Secure Cloudlink acts as a secure, centralised user authentication and application to manage all users access rights to all authorised applications without the need to create and manage internal domains.
Brian Keats, CEO,
Secure Cloudlink Ltd, stated: “Passwords are quickly evolving into an untenable means of authentication because of their fundamental security vulnerabilities. That evolution is being accelerated by the dramatic shift to mobile computing and the ever-rising tide of data breaches. We identified the need for a fundamentally new way of anonymous authentication bypassing the vulnerabilities that exist because of the inherent properties of passwords being human-accessible shared secrets.”
“It’s impossible to use the same password everywhere because different sites insist on different password formats. Even if it were possible, it wouldn’t be sensible. So we tend to use many different passwords and then forget which password to use for what, so resort to using similar passwords and never changing them, or to writing them down. Either way, security is compromised.”
According to Gartner in its report ‘Design IT Self Service for the Business Consumer’ “password resets account for as much as 40 per cent of IT service desk contact value.”1
Designed from the ground up with security in mind Secure Cloudlink’s Cloud Services Brokerage platform overcomes identity security issues associated with passwords by the inclusion of a unique and patented token passing technology. This advanced authentication method requires no user credentials to be stored separately or outside of the directory service dramatically reducing the risk of a cyber breach and costs associated with password reminders.
“This usability problem has got worse in recent years through the ubiquity of smaller keyboards such as those on mobile devices, more complex requirements for “password strength” at many sites, and the introduction of one-time-passcodes as a second factor “secret” that forces the users to type not one, but two passcodes every time they authenticate,” continued Brian. Although some organisations are investing in technology to automate password resets to reduce the number of calls user credentials still persist exposing the organisation to the threat of cyber attack. At SCL our approach is to eliminate the passwords and streamline the granting of access to applications, IT resources and on-line services.”

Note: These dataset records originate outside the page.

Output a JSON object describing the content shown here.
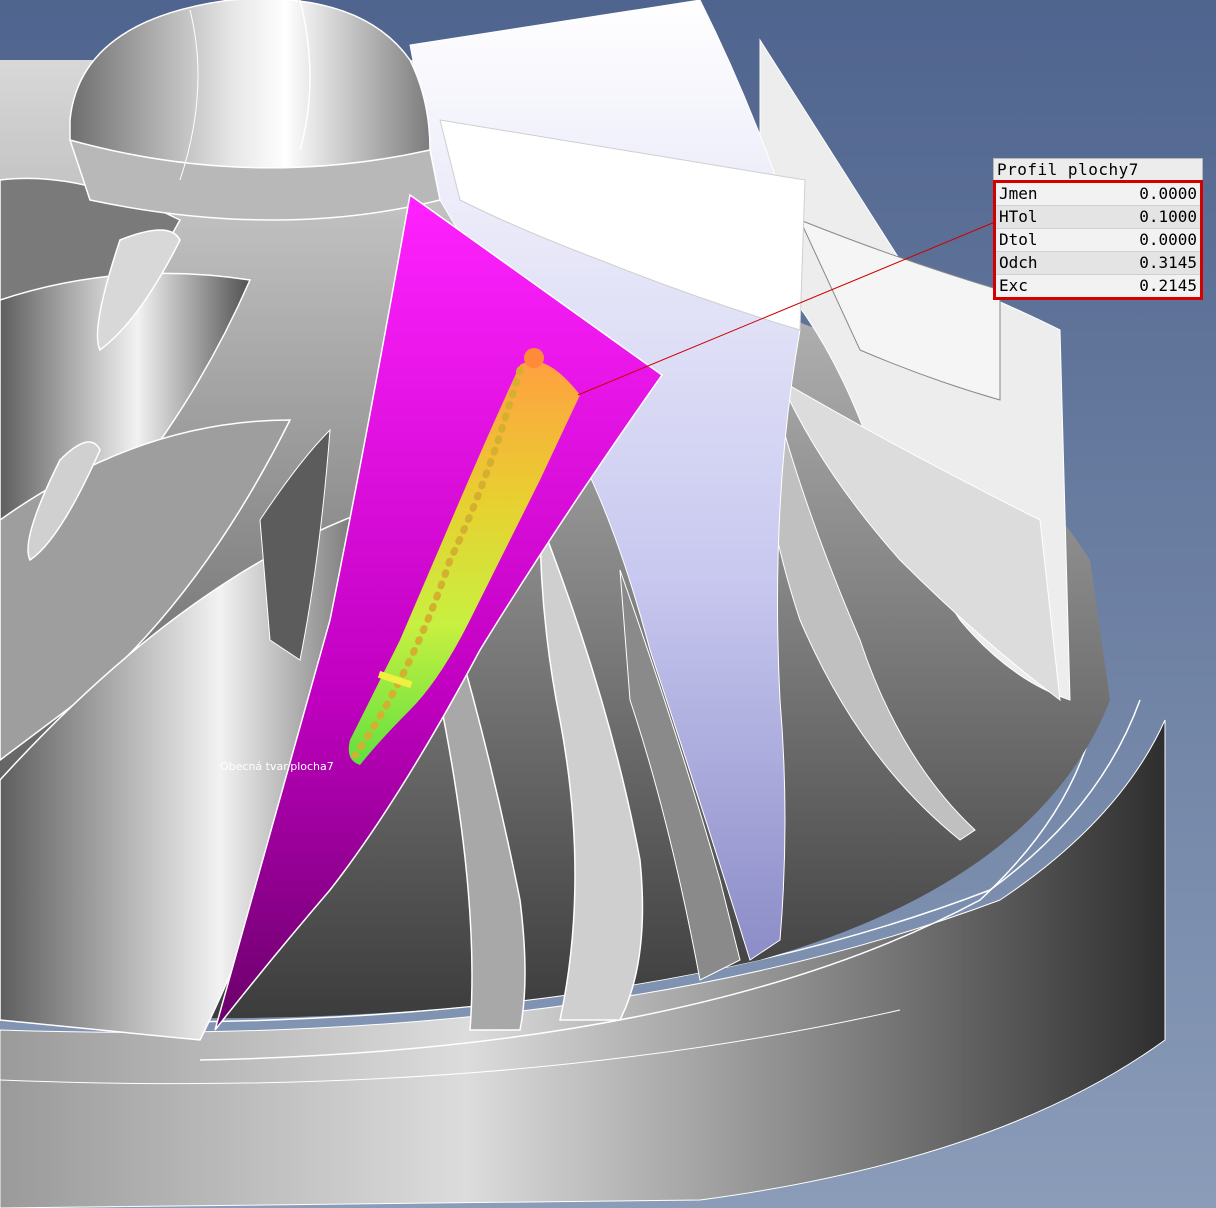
{
  "viewport": {
    "background_top": "#4f648e",
    "background_bottom": "#8a9cb8",
    "highlight_color": "#ff00ff",
    "leader_line_color": "#cc0000"
  },
  "surface_label": "Obecná tvar.plocha7",
  "profile_panel": {
    "title": "Profil plochy7",
    "border_color": "#d40000",
    "rows": [
      {
        "key": "Jmen",
        "value": "0.0000"
      },
      {
        "key": "HTol",
        "value": "0.1000"
      },
      {
        "key": "Dtol",
        "value": "0.0000"
      },
      {
        "key": "Odch",
        "value": "0.3145"
      },
      {
        "key": "Exc",
        "value": "0.2145"
      }
    ]
  }
}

Secure Cloudlink is the only platform that anonymises user identities over the web for secure access to cloud services. Its unique technology never requires access or stores user security credentials when connecting internal users, customers and suppliers to web-based applications. The use of Federated Security authentication, also means that network users can enjoy seamless and secure access to multiple cloud services without even appearing to have left the corporate network. With a secure single-sign-on Secure Cloudlink reduces IT service desk time managing multiple passwords by deploying users with a single, secure access point for access to their applications via their desktop, tablet or mobile.
Users can be provisioned access both at single and group level, and with a bulk upload facility. Furthermore, Secure Cloudlink provides an environment that allows centralised management access to employees, contractors, suppliers and customers without creating new domains and user accounts in an existing directory. The company has already sold the Secure Cloudlink solution to a number of customers across a diverse range of markets including government, SaaS providers, and financial institutions. It is a highly applicable solution for any organisation looking to provide a simple, secure yet password free user access to cloud and on-premise applications and services.